初めての紫のタータンを走ったパリパラリンピック陸上T36 400m。「T36」という言葉に馴染みがない方も多いと思います。パラ陸上には障害に応じた「クラス」が存在しており、そのクラスに応じて選手同士が競い合っていくことになります。例にあげると、T36の「T」の部分は競技場所を意味します。トラック競技の「T」です。ほかにも、フィールド競技の「F」もあります。そして、「36」は脳原性麻痺の分類です。30番台が脳原性麻痺のカテゴリーで、35~38が立位で競技をする脳原性麻痺です。35~38の違いは障害の程度で、数字が大きくなるにつれて障害が軽い判定となります。このようなクラス分けは国際的に認められた国際クラシファイアーという方たちが行うものであり、クラス分けを行うための必要な知識・技術をもち、資格を取得しています。選手を適切にクラス分けすることで個々の障害が競技に及ぼす影響をできるだけ小さくし、平等に競い合うことができるようになるというわけです。
写真2 普段の練習場所
綿密な戦略で臨む400m
それでは今回の400mとユニバーサルリレーの戦略を報告します。400mでは、今大会に出場するであろう各選手の400m自己ベスト・シーズンベストを調べました。そして、メダル圏内になるであろうタイムを推測しました。そのタイムとは54”5です。
このタイムを基準に、0~100m、100~200m、200~300m、300~400mと100mごとに区間のペースを考えました。400mをすべて同じスピードで走ることは不可能に近いのです。単に4等分するのではなく、100m間隔でスピードを設定していくことが大事になってくると考えています。今大会の400mでは、100mの自己ベスト12”1を基に、0~100mを13秒、100~200mを12.5秒、200~300mを13.5秒、300~400mを15.5秒、合計54”5で設定しました。54”5は自己ベストよりも速いタイムですが、これまでがむしゃらに走っていたことを考えると不可能ではないなと考えました。0~100mまでにいかに楽にスピードを上げられるか、100~200mでこれまでのスピードを落とさず楽に維持できるか――前半部分では楽に走ることを念頭に置いていました。そのため、フランス滞在中は200mの練習を重点的に行いました。レース本番を見据えて楽に200mを走ることを意識して、反復練習し、身体に覚え込ませていくようにしました。
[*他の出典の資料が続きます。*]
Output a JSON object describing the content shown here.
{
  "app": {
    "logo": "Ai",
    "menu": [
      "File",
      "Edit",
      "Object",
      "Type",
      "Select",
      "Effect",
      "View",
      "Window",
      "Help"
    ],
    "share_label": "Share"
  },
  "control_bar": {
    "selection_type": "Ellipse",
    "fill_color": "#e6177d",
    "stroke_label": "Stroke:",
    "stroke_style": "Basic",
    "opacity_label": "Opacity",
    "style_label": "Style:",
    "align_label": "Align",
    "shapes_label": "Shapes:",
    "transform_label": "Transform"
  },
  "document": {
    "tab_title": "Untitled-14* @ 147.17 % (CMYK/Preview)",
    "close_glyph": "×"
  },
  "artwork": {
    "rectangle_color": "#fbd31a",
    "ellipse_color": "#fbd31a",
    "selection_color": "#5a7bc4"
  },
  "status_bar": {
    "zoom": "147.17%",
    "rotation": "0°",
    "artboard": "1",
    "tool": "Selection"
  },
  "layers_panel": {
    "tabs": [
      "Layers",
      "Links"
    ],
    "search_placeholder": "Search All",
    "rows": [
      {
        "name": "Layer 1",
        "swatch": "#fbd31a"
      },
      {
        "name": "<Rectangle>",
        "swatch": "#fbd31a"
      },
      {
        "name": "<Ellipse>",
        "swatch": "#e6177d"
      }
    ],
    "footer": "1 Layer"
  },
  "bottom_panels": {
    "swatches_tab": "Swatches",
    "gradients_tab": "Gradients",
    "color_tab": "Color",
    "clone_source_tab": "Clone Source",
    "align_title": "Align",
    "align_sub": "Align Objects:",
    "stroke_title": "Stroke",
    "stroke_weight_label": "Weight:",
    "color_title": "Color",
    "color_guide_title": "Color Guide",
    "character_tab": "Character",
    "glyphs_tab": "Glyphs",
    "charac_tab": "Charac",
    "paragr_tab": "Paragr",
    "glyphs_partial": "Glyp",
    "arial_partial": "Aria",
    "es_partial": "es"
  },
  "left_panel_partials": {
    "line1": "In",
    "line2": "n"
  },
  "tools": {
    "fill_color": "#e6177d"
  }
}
このように練りに練った作戦でしたが、今レースは4位という結果に終わりました。3位との差は0.03秒。すごく悔しい結果になりました。分析結果によると、各区間では設定タイム通りの走りになっていました。では、何が原因で今回の結果になったのか。1つ目に、パラリンピックという大舞台に向けて選手一人ひとりが実力を伸ばしており、これを想定することが難しかったこと。2つ目に、200~300mにかけての区間ペースに問題があったこと。改善策としては2点考えられます。1つ目に、100mの疾走タイムを向上させ、各区間の設定タイムを変更すること。2つ目に、400mを4区間に分けるのではなく、3区間に分けることです。1区間目を0~100m、2区間目を100m~250m、3区間目を250~400mにします。前述したように200m~300mにかけてに問題があったとするならばこのように分けることが最善の策なのではないかと思いました。
好走するも高い世界の壁
次にユニバーサルリレーです。まずは競技について紹介します。このリレーでは、男性選手2名と女性選手2名が走ります。1走が視覚障害、2走が切断等の機能障害、3走が脳性麻痺、4走が車椅子の走順で、1チームに障害の軽いカテゴリーの選手が2名までという決まりがあります。今大会では筆者は3走を任され、チームの皆がメダル獲得を目指してレースに臨みました。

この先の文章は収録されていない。